Il a fait ressortir également toutes les ressources que la clairvoyance peut offrir pendant le sommeil comme origine de renseignements ignorés que l'écriture révèle, et qui paraissent des preuves qu'une intelligence étrangère s'est manifestée. C'est avec la même sagacité qu'il nous met en garde contre les erreurs qui seraient commises si l'on ne tenait pas compte de la suggestion mentale et de la télépathie. Nous avons essayé de discerner les caractères auxquels chacune de ces causes se reconnaît et, d'une manière générale, si nous n'avons pas trouvé de critérium absolu pour différencier l'action de l'esprit humain de celle des désincarnés, nous avons planté quelques jalons qui permettront peut-être d'aller plus loin.
C'est justement en provoquant expérimentalement des communications entre vivants que nous trouverons les lois qui régissent nos relations avec les morts. Déjà nous avons indiqué les conditions qui favorisent la suggestion mentale ; il nous reste maintenant à les préciser davantage. Il est nécessaire que nous sachions mieux quel est l'état physiologique du percipient au moment où il écrit sous l'action de l'influx mental qui lui arrive de l'agent.
Très probablement, toutes ces modifications bizarres de l'écriture en cercle, en zig-zag, en miroir, etc., que nous avons énumérées, tiennent à des dispositions organiques qu'il serait intéressant de pénétrer, car rien n'importe davantage que la connaissance des anomalies. C'est en cherchant à résoudre ces difficultés qu'on avive le plus souvent à des trouvailles imprévues. Si nous pouvions découvrir la nature de cette force qui sert de véhicule à la pensée, nous aurions encore simplifié davantage le problème, puisque nous serions capables de multiplier les expériences en utilisant à volonté cet agent de transmission. Nous arriverions ainsi à travailler méthodiquement et à substituer la science à l'empirisme, qui est jusqu'alors notre seule ressource.

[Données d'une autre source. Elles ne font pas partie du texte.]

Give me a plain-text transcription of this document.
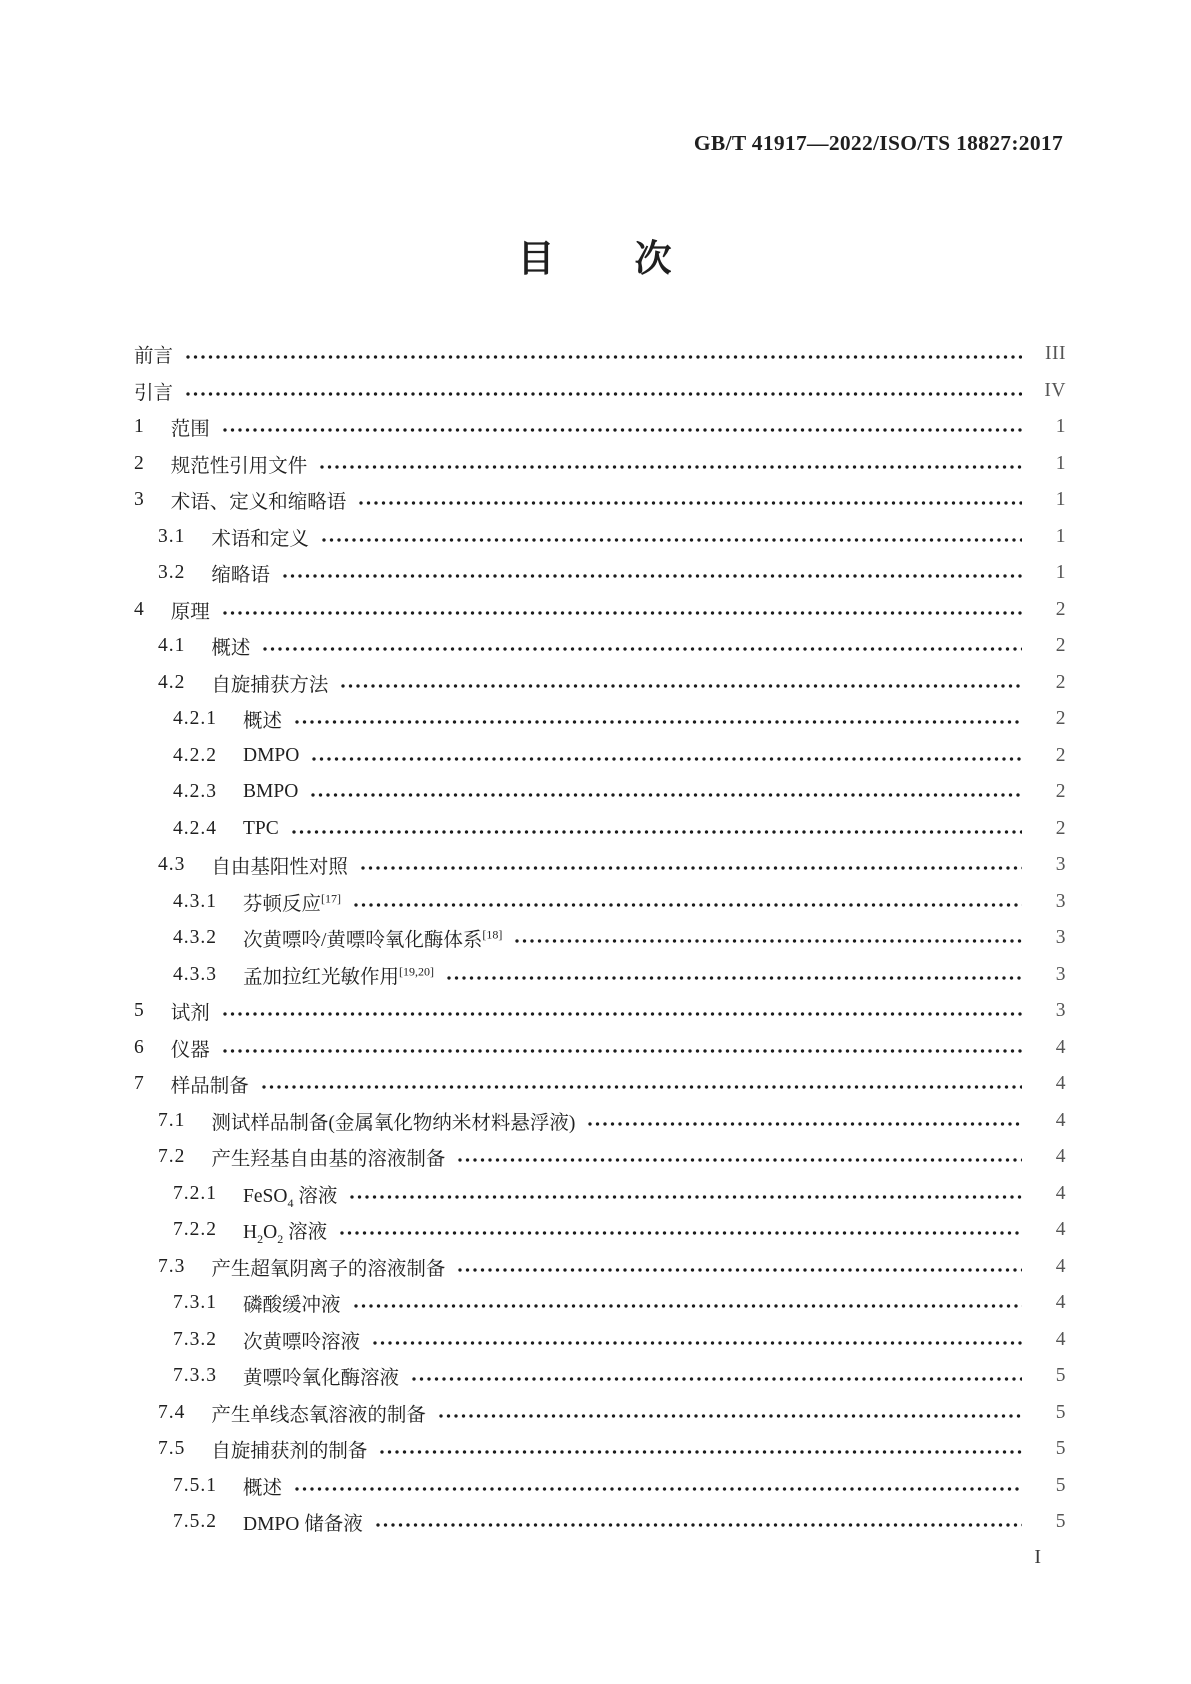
GB/T 41917—2022/ISO/TS 18827:2017
目　　次
前言	III
引言	IV
1 范围	1
2 规范性引用文件	1
3 术语、定义和缩略语	1
3.1 术语和定义	1
3.2 缩略语	1
4 原理	2
4.1 概述	2
4.2 自旋捕获方法	2
4.2.1 概述	2
4.2.2 DMPO	2
4.2.3 BMPO	2
4.2.4 TPC	2
4.3 自由基阳性对照	3
4.3.1 芬顿反应[17]	3
4.3.2 次黄嘌呤/黄嘌呤氧化酶体系[18]	3
4.3.3 孟加拉红光敏作用[19,20]	3
5 试剂	3
6 仪器	4
7 样品制备	4
7.1 测试样品制备(金属氧化物纳米材料悬浮液)	4
7.2 产生羟基自由基的溶液制备	4
7.2.1 FeSO$_4$ 溶液	4
7.2.2 $H_2O_2$ 溶液	4
7.3 产生超氧阴离子的溶液制备	4
7.3.1 磷酸缓冲液	4
7.3.2 次黄嘌呤溶液	4
7.3.3 黄嘌呤氧化酶溶液	5
7.4 产生单线态氧溶液的制备	5
7.5 自旋捕获剂的制备	5
7.5.1 概述	5
7.5.2 DMPO 储备液	5
I
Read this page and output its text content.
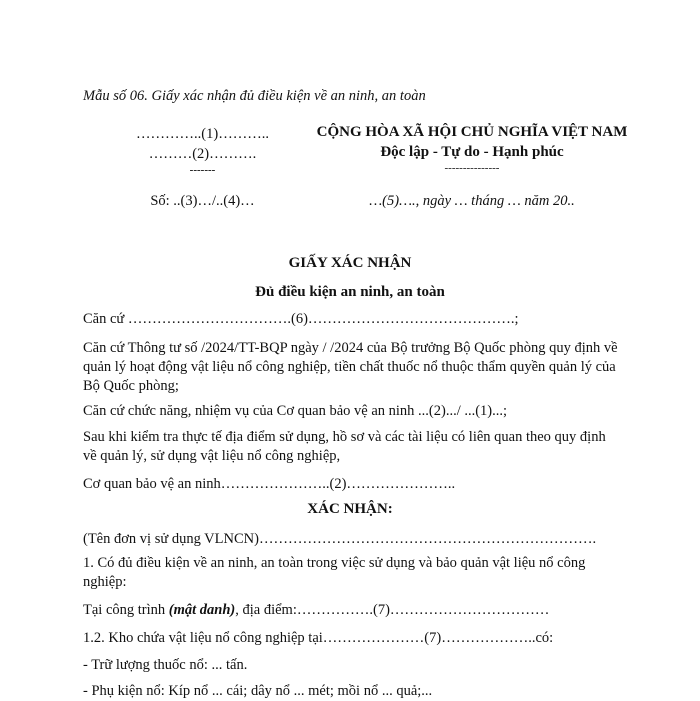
Mẫu số 06. Giấy xác nhận đủ điều kiện về an ninh, an toàn
…………..(1)………..
………(2)……….
-------
CỘNG HÒA XÃ HỘI CHỦ NGHĨA VIỆT NAM
Độc lập - Tự do - Hạnh phúc
---------------
Số: ..(3)…/..(4)…	…(5)…., ngày … tháng … năm 20..
GIẤY XÁC NHẬN
Đủ điều kiện an ninh, an toàn
Căn cứ …………………………….(6)…………………………………….;
Căn cứ Thông tư số /2024/TT-BQP ngày / /2024 của Bộ trưởng Bộ Quốc phòng quy định về quản lý hoạt động vật liệu nổ công nghiệp, tiền chất thuốc nổ thuộc thẩm quyền quản lý của Bộ Quốc phòng;
Căn cứ chức năng, nhiệm vụ của Cơ quan bảo vệ an ninh ...(2).../ ...(1)...;
Sau khi kiểm tra thực tế địa điểm sử dụng, hồ sơ và các tài liệu có liên quan theo quy định về quản lý, sử dụng vật liệu nổ công nghiệp,
Cơ quan bảo vệ an ninh…………………..(2)…………………..
XÁC NHẬN:
(Tên đơn vị sử dụng VLNCN)…………………………………………………………….
1. Có đủ điều kiện về an ninh, an toàn trong việc sử dụng và bảo quản vật liệu nổ công nghiệp:
Tại công trình (mật danh), địa điểm:…………….(7)……………………………
1.2. Kho chứa vật liệu nổ công nghiệp tại…………………(7)………………..có:
- Trữ lượng thuốc nổ: ... tấn.
- Phụ kiện nổ: Kíp nổ ... cái; dây nổ ... mét; mồi nổ ... quả;...
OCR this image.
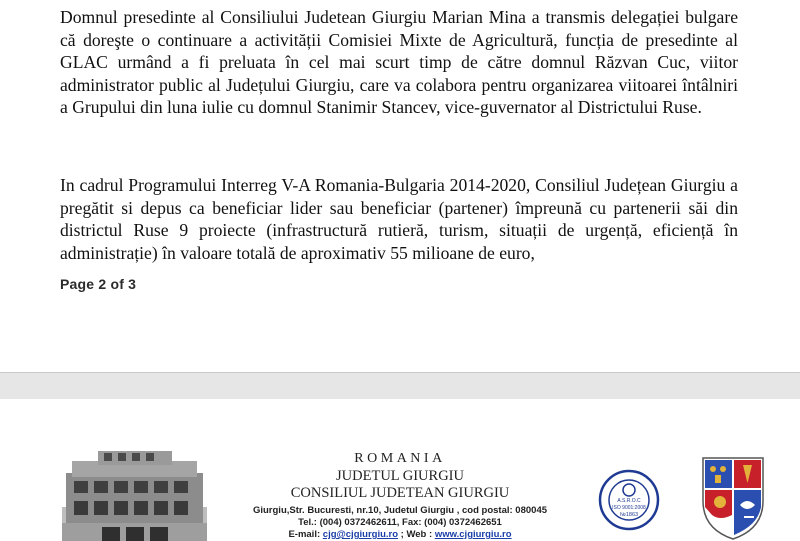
Domnul presedinte al Consiliului Judetean Giurgiu Marian Mina a transmis delegației bulgare că doreşte o continuare a activității Comisiei Mixte de Agricultură, funcția de presedinte al GLAC urmând a fi preluata în cel mai scurt timp de către domnul Răzvan Cuc, viitor administrator public al Județului Giurgiu, care va colabora pentru organizarea viitoarei întâlniri a Grupului din luna iulie cu domnul Stanimir Stancev, vice-guvernator al Districtului Ruse.

In cadrul Programului Interreg V-A Romania-Bulgaria 2014-2020, Consiliul Județean Giurgiu a pregătit si depus ca beneficiar lider sau beneficiar (partener) împreună cu partenerii săi din districtul Ruse 9 proiecte (infrastructură rutieră, turism, situații de urgență, eficiență în administrație) în valoare totală de aproximativ 55 milioane de euro,

Page 2 of 3
ROMANIA
JUDETUL GIURGIU
CONSILIUL JUDETEAN GIURGIU
Giurgiu,Str. Bucuresti, nr.10, Judetul Giurgiu , cod postal: 080045
Tel.: (004) 0372462611, Fax: (004) 0372462651
E-mail: cjg@cjgiurgiu.ro ; Web : www.cjgiurgiu.ro
A.S.R.O.C
ISO 9001:2008
№1863
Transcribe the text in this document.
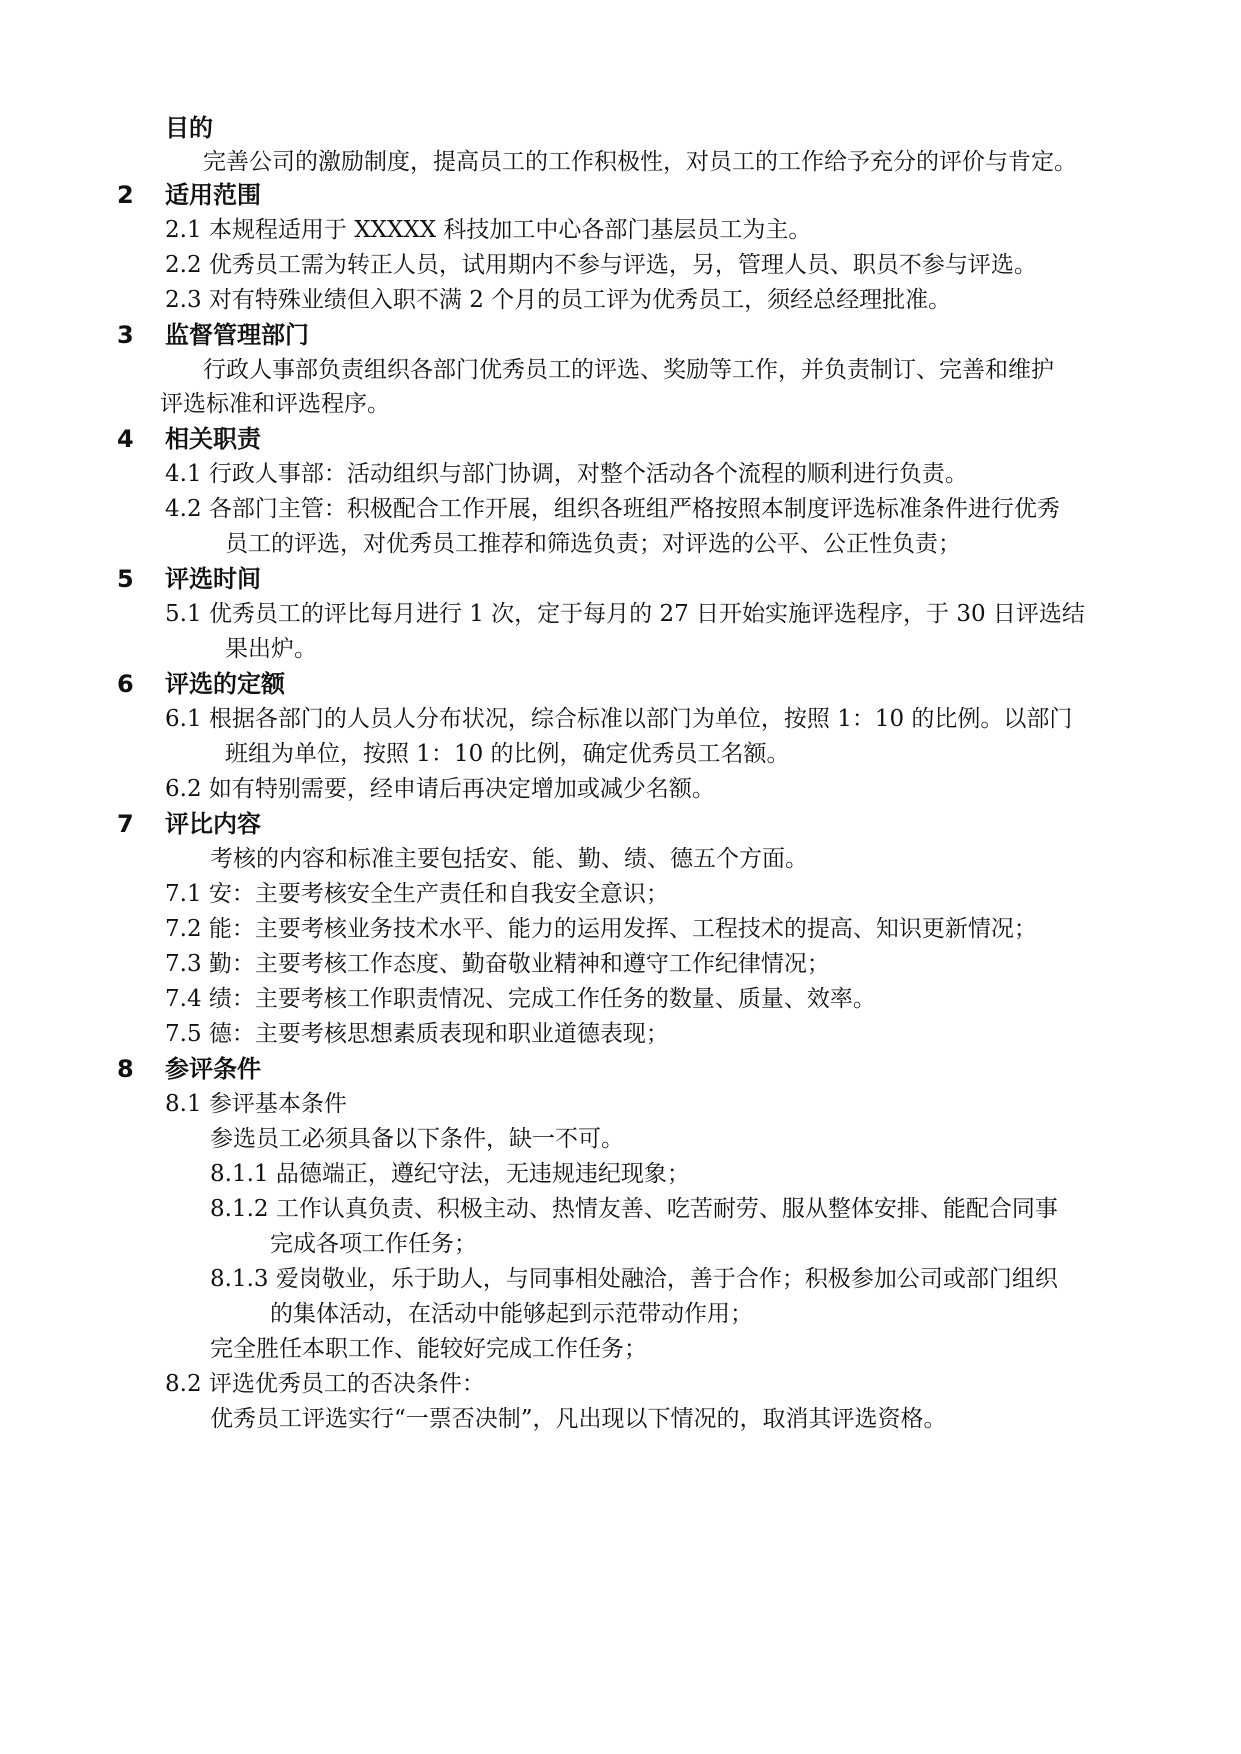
目的
完善公司的激励制度，提高员工的工作积极性，对员工的工作给予充分的评价与肯定。
2 适用范围
2.1 本规程适用于 XXXXX 科技加工中心各部门基层员工为主。
2.2 优秀员工需为转正人员，试用期内不参与评选，另，管理人员、职员不参与评选。
2.3 对有特殊业绩但入职不满 2 个月的员工评为优秀员工，须经总经理批准。
3 监督管理部门
行政人事部负责组织各部门优秀员工的评选、奖励等工作，并负责制订、完善和维护
评选标准和评选程序。
4 相关职责
4.1 行政人事部：活动组织与部门协调，对整个活动各个流程的顺利进行负责。
4.2 各部门主管：积极配合工作开展，组织各班组严格按照本制度评选标准条件进行优秀
员工的评选，对优秀员工推荐和筛选负责；对评选的公平、公正性负责；
5 评选时间
5.1 优秀员工的评比每月进行 1 次，定于每月的 27 日开始实施评选程序，于 30 日评选结
果出炉。
6 评选的定额
6.1 根据各部门的人员人分布状况，综合标准以部门为单位，按照 1：10 的比例。以部门
班组为单位，按照 1：10 的比例，确定优秀员工名额。
6.2 如有特别需要，经申请后再决定增加或减少名额。
7 评比内容
考核的内容和标准主要包括安、能、勤、绩、德五个方面。
7.1 安：主要考核安全生产责任和自我安全意识；
7.2 能：主要考核业务技术水平、能力的运用发挥、工程技术的提高、知识更新情况；
7.3 勤：主要考核工作态度、勤奋敬业精神和遵守工作纪律情况；
7.4 绩：主要考核工作职责情况、完成工作任务的数量、质量、效率。
7.5 德：主要考核思想素质表现和职业道德表现；
8 参评条件
8.1 参评基本条件
参选员工必须具备以下条件，缺一不可。
8.1.1 品德端正，遵纪守法，无违规违纪现象；
8.1.2 工作认真负责、积极主动、热情友善、吃苦耐劳、服从整体安排、能配合同事
完成各项工作任务；
8.1.3 爱岗敬业，乐于助人，与同事相处融洽，善于合作；积极参加公司或部门组织
的集体活动，在活动中能够起到示范带动作用；
完全胜任本职工作、能较好完成工作任务；
8.2 评选优秀员工的否决条件：
优秀员工评选实行“一票否决制”，凡出现以下情况的，取消其评选资格。
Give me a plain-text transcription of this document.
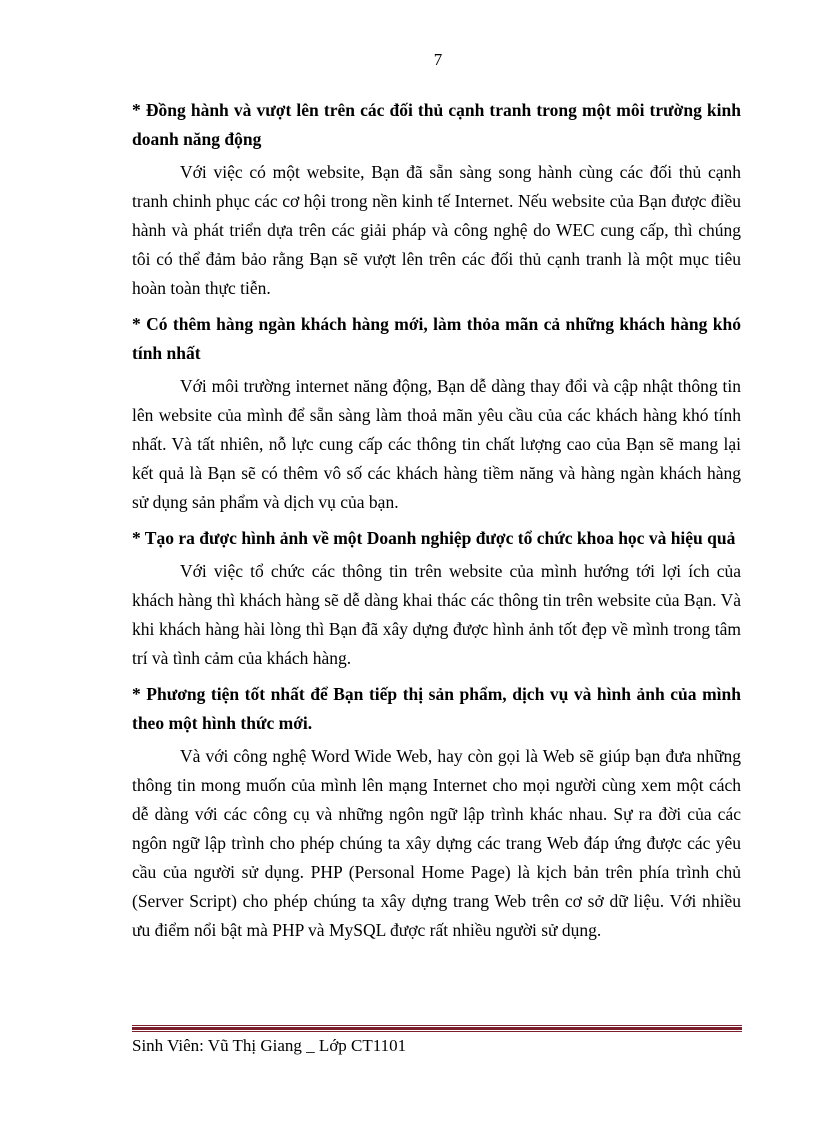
7

* Đồng hành và vượt lên trên các đối thủ cạnh tranh trong một môi trường kinh doanh năng động

Với việc có một website, Bạn đã sẵn sàng song hành cùng các đối thủ cạnh tranh chinh phục các cơ hội trong nền kinh tế Internet. Nếu website của Bạn được điều hành và phát triển dựa trên các giải pháp và công nghệ do WEC cung cấp, thì chúng tôi có thể đảm bảo rằng Bạn sẽ vượt lên trên các đối thủ cạnh tranh là một mục tiêu hoàn toàn thực tiễn.

* Có thêm hàng ngàn khách hàng mới, làm thỏa mãn cả những khách hàng khó tính nhất

Với môi trường internet năng động, Bạn dễ dàng thay đổi và cập nhật thông tin lên website của mình để sẵn sàng làm thoả mãn yêu cầu của các khách hàng khó tính nhất. Và tất nhiên, nỗ lực cung cấp các thông tin chất lượng cao của Bạn sẽ mang lại kết quả là Bạn sẽ có thêm vô số các khách hàng tiềm năng và hàng ngàn khách hàng sử dụng sản phẩm và dịch vụ của bạn.

* Tạo ra được hình ảnh về một Doanh nghiệp được tổ chức khoa học và hiệu quả

Với việc tổ chức các thông tin trên website của mình hướng tới lợi ích của khách hàng thì khách hàng sẽ dễ dàng khai thác các thông tin trên website của Bạn. Và khi khách hàng hài lòng thì Bạn đã xây dựng được hình ảnh tốt đẹp về mình trong tâm trí và tình cảm của khách hàng.

* Phương tiện tốt nhất để Bạn tiếp thị sản phẩm, dịch vụ và hình ảnh của mình theo một hình thức mới.

Và với công nghệ Word Wide Web, hay còn gọi là Web sẽ giúp bạn đưa những thông tin mong muốn của mình lên mạng Internet cho mọi người cùng xem một cách dễ dàng với các công cụ và những ngôn ngữ lập trình khác nhau. Sự ra đời của các ngôn ngữ lập trình cho phép chúng ta xây dựng các trang Web đáp ứng được các yêu cầu của người sử dụng. PHP (Personal Home Page) là kịch bản trên phía trình chủ (Server Script) cho phép chúng ta xây dựng trang Web trên cơ sở dữ liệu. Với nhiều ưu điểm nổi bật mà PHP và MySQL được rất nhiều người sử dụng.

Sinh Viên: Vũ Thị Giang _ Lớp CT1101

Il semble bien que le moment est venu où l'on va s'occuper sérieusement de ces problèmes, puisque de toutes parts se fondent des Instituts qui ont pris pour objet l'étude des phénomènes psychiques, en comprenant sous cette étiquette, à dessein assez vague, les phénomènes de la médiumnité. Il serait hautement désirable que ceux qui vont collaborer à cette entreprise eussent l'esprit largement ouvert, car s'ils continuent les errements de leurs prédécesseurs, il y a de grandes chances pour qu'ils n'aboutissent à rien.
Sans doute, la science doit exiger toutes les garanties d'un contrôle absolument rigoureux, mais il ne faut pas non plus que par ignorance des conditions requises, ses représentants apportent des entraves insurmontables à la production des phénomènes. Que dirait-on d'un investigateur peu familiarisé avec la photographie qui s'aviserait de faire brusquement la lumière dans la chambre noire, au moment du développement d'une plaque ? Le manque de connaissances spéciales peut retarder beaucoup l'obtention de résultats positifs. Il ne suffit pas d'opérer avec des sujets d'hôpitaux pour se faire une opinion, il faut également examiner les sujets sains et tenir compte de toutes les expériences quand elles sont bien faites. Il est certain, par exemple, que si M. Ochorowicz, qui est certainement un esprit avisé, avait suffisamment étudié, il n'aurait pas écrit les lignes suivantes.

"Le médianimisme inférieur n'est qu'une façon particulière de tromper les autres et soi-même. Dans l'écriture automatique, par exemple, c'est indubitablement avec soi-même que l'on se dispute ; une couche de notre conscience pose des questions et une autre lui répond ; une couche de notre entendement demande un mouvement et une autre l'exécute ; l'une est gaie, l'autre mélancolique ; l'une croit à tout et l'autre se moque de tout : l'une triche et simule, l'autre, reste sincère.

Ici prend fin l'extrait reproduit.